I think the link above tells you since they seem to be MAC guys (the Cinema5D link). It seems they had to use After Effects though for the second stage.
(1920x1080 FF mode, not 1:1 mode not sure yet how to get 1:1, in this case I didn't need it though since the bird allowed for close approach and the 24-70 had plenty of reach , 1:1 would probably have a bit worse DR and a good deal more noise?)
(1920x1080 FF mode, not 1:1 mode not sure yet how to get 1:1, in this case I didn't need it though since the bird allowed for close approach and the 24-70 had plenty of reach , 1:1 would probably have a bit worse DR and a good deal more noise?)
Looks great. I've never seen a 1920x1080 video grab from my 5D2 or 1D4 nearing such IQ.
Great stalking skills too, albeit feather detail of birds in our islands appear less plasticky.
p.1 #15 · Guide: Get 24p RAW on a 5D Mark III with Magic Lantern
Anyone have any clues what format would maintain best, ultimate quality, full color space, great detail and motion detail, 16bits and do some light maybe 3:1ish or so compression? (on a PC)
p.1 #16 · Guide: Get 24p RAW on a 5D Mark III with Magic Lantern
skibum5 wrote:
Anyone have any clues what format would maintain best, ultimate quality, full color space, great detail and motion detail, 16bits and do some light maybe 3:1ish or so compression? (on a PC)
DNxHD 4:4:4 is 10-bit and 440 Mb/sec. When I did a codec test awhile back using Adobe Media Encoder to encode DNxHD 4:4:4 I was unable to tell the difference from source footage even at 400% enlargement. Best of all, DNxHD is free.
Cineform is also a very strong contender, but I don't think the free version can do 4:4:4... on the other hand the free Cineform codec is .avi, is also 10-bit and is 4:2:2, so it might make a better workflow in Windows.
DNxHD 4:4:4 is 10-bit and 440 Mb/sec. When I did a codec test awhile back using Adobe Media Encoder to encode DNxHD 4:4:4 I was unable to tell the difference from source footage even at 400% enlargement. Best of all, DNxHD is free.
Cineform is also a very strong contender, but I don't think the free version can do 4:4:4... on the other hand the free Cineform codec is .avi, is also 10-bit and is 4:2:2, so it might make a better workflow in Windows.

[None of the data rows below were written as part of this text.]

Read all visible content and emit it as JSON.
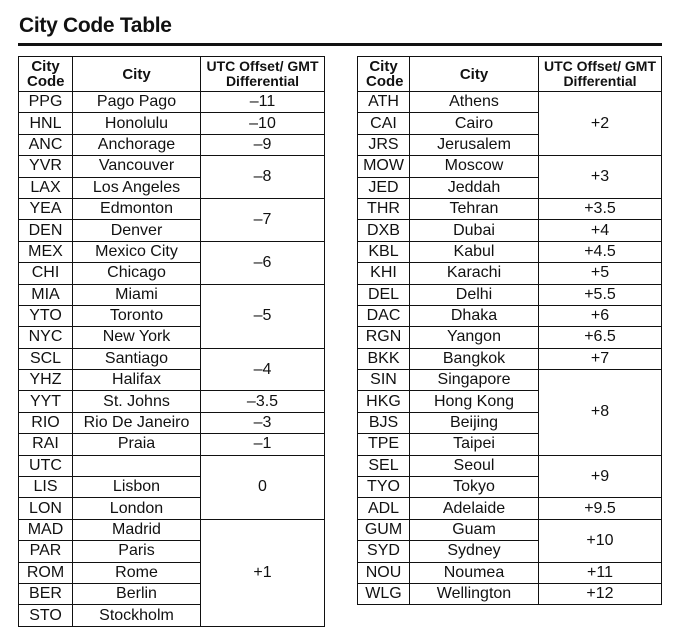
{
  "title": "City Code Table",
  "tables": [
    {
      "headers": [
        "City Code",
        "City",
        "UTC Offset/ GMT Differential"
      ],
      "groups": [
        {
          "offset": "–11",
          "cities": [
            {
              "code": "PPG",
              "name": "Pago Pago"
            }
          ]
        },
        {
          "offset": "–10",
          "cities": [
            {
              "code": "HNL",
              "name": "Honolulu"
            }
          ]
        },
        {
          "offset": "–9",
          "cities": [
            {
              "code": "ANC",
              "name": "Anchorage"
            }
          ]
        },
        {
          "offset": "–8",
          "cities": [
            {
              "code": "YVR",
              "name": "Vancouver"
            },
            {
              "code": "LAX",
              "name": "Los Angeles"
            }
          ]
        },
        {
          "offset": "–7",
          "cities": [
            {
              "code": "YEA",
              "name": "Edmonton"
            },
            {
              "code": "DEN",
              "name": "Denver"
            }
          ]
        },
        {
          "offset": "–6",
          "cities": [
            {
              "code": "MEX",
              "name": "Mexico City"
            },
            {
              "code": "CHI",
              "name": "Chicago"
            }
          ]
        },
        {
          "offset": "–5",
          "cities": [
            {
              "code": "MIA",
              "name": "Miami"
            },
            {
              "code": "YTO",
              "name": "Toronto"
            },
            {
              "code": "NYC",
              "name": "New York"
            }
          ]
        },
        {
          "offset": "–4",
          "cities": [
            {
              "code": "SCL",
              "name": "Santiago"
            },
            {
              "code": "YHZ",
              "name": "Halifax"
            }
          ]
        },
        {
          "offset": "–3.5",
          "cities": [
            {
              "code": "YYT",
              "name": "St. Johns"
            }
          ]
        },
        {
          "offset": "–3",
          "cities": [
            {
              "code": "RIO",
              "name": "Rio De Janeiro"
            }
          ]
        },
        {
          "offset": "–1",
          "cities": [
            {
              "code": "RAI",
              "name": "Praia"
            }
          ]
        },
        {
          "offset": "0",
          "cities": [
            {
              "code": "UTC",
              "name": null
            },
            {
              "code": "LIS",
              "name": "Lisbon"
            },
            {
              "code": "LON",
              "name": "London"
            }
          ]
        },
        {
          "offset": "+1",
          "cities": [
            {
              "code": "MAD",
              "name": "Madrid"
            },
            {
              "code": "PAR",
              "name": "Paris"
            },
            {
              "code": "ROM",
              "name": "Rome"
            },
            {
              "code": "BER",
              "name": "Berlin"
            },
            {
              "code": "STO",
              "name": "Stockholm"
            }
          ]
        }
      ]
    },
    {
      "headers": [
        "City Code",
        "City",
        "UTC Offset/ GMT Differential"
      ],
      "groups": [
        {
          "offset": "+2",
          "cities": [
            {
              "code": "ATH",
              "name": "Athens"
            },
            {
              "code": "CAI",
              "name": "Cairo"
            },
            {
              "code": "JRS",
              "name": "Jerusalem"
            }
          ]
        },
        {
          "offset": "+3",
          "cities": [
            {
              "code": "MOW",
              "name": "Moscow"
            },
            {
              "code": "JED",
              "name": "Jeddah"
            }
          ]
        },
        {
          "offset": "+3.5",
          "cities": [
            {
              "code": "THR",
              "name": "Tehran"
            }
          ]
        },
        {
          "offset": "+4",
          "cities": [
            {
              "code": "DXB",
              "name": "Dubai"
            }
          ]
        },
        {
          "offset": "+4.5",
          "cities": [
            {
              "code": "KBL",
              "name": "Kabul"
            }
          ]
        },
        {
          "offset": "+5",
          "cities": [
            {
              "code": "KHI",
              "name": "Karachi"
            }
          ]
        },
        {
          "offset": "+5.5",
          "cities": [
            {
              "code": "DEL",
              "name": "Delhi"
            }
          ]
        },
        {
          "offset": "+6",
          "cities": [
            {
              "code": "DAC",
              "name": "Dhaka"
            }
          ]
        },
        {
          "offset": "+6.5",
          "cities": [
            {
              "code": "RGN",
              "name": "Yangon"
            }
          ]
        },
        {
          "offset": "+7",
          "cities": [
            {
              "code": "BKK",
              "name": "Bangkok"
            }
          ]
        },
        {
          "offset": "+8",
          "cities": [
            {
              "code": "SIN",
              "name": "Singapore"
            },
            {
              "code": "HKG",
              "name": "Hong Kong"
            },
            {
              "code": "BJS",
              "name": "Beijing"
            },
            {
              "code": "TPE",
              "name": "Taipei"
            }
          ]
        },
        {
          "offset": "+9",
          "cities": [
            {
              "code": "SEL",
              "name": "Seoul"
            },
            {
              "code": "TYO",
              "name": "Tokyo"
            }
          ]
        },
        {
          "offset": "+9.5",
          "cities": [
            {
              "code": "ADL",
              "name": "Adelaide"
            }
          ]
        },
        {
          "offset": "+10",
          "cities": [
            {
              "code": "GUM",
              "name": "Guam"
            },
            {
              "code": "SYD",
              "name": "Sydney"
            }
          ]
        },
        {
          "offset": "+11",
          "cities": [
            {
              "code": "NOU",
              "name": "Noumea"
            }
          ]
        },
        {
          "offset": "+12",
          "cities": [
            {
              "code": "WLG",
              "name": "Wellington"
            }
          ]
        }
      ]
    }
  ]
}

Thanks. I guess you do have to be carefully to lock in some pretty solid initial ACR processing since with the 10bits you won't have as much flex afterwards. I suppose I could grab a 4TB HD and a second for backup too ugh and also keep some stuff as true RAW if I get any particularly special footage.
p.1 #18 · Guide: Get 24p RAW on a 5D Mark III with Magic Lantern
Hmm Cineform actually has a 4:4:4 12bit option. A bit $$$ though.
And even with that you can't ever run it through the super power ACR tools again so I suppose you might always want the RAW packet for the really special shots. But that does become a bit much and for day to day usage of stuff not so hot at all.
p.1 #19 · Guide: Get 24p RAW on a 5D Mark III with Magic Lantern
OK, here it is!!!! The stupidest video in the history of motion pictures hah. So bad in so many ways, including that it sits there doing nothing for the first half like a still but anyway ISO3200, 1/50th,f/5.0,23.976fps:
(that there was how long 4GB of RAW footage lasts )
I have to say that the power of ACR to process video is pretty mind-boggling. Most video grading tools seem pretty flimsy in comparison.
The color and tonality for HOME VIDEO from this 5D3 is out of this world! Nobody has even had this sort of power before unless they had like a few 10,000s laying about and then some $30,000 each for the lenses until a couple years ago and even then it's surely not been had in 5D3 size or price by any remote means (the upcoming BM 4k for 4k should be pretty amazing too though, of course it will need to additions to be useful). That is ISO3200 with a small tungsten light lamp!
p.1 #20 · Guide: Get 24p RAW on a 5D Mark III with Magic Lantern
^^ Incredible detail.
This is either going to fry a bunch of 5d3/2s or make Canon look really, really bad.
Next question: Will there be a way to directly output this to a HDD/SSD based media from the camera so we don't have to rely on slow, space-limited CF cards?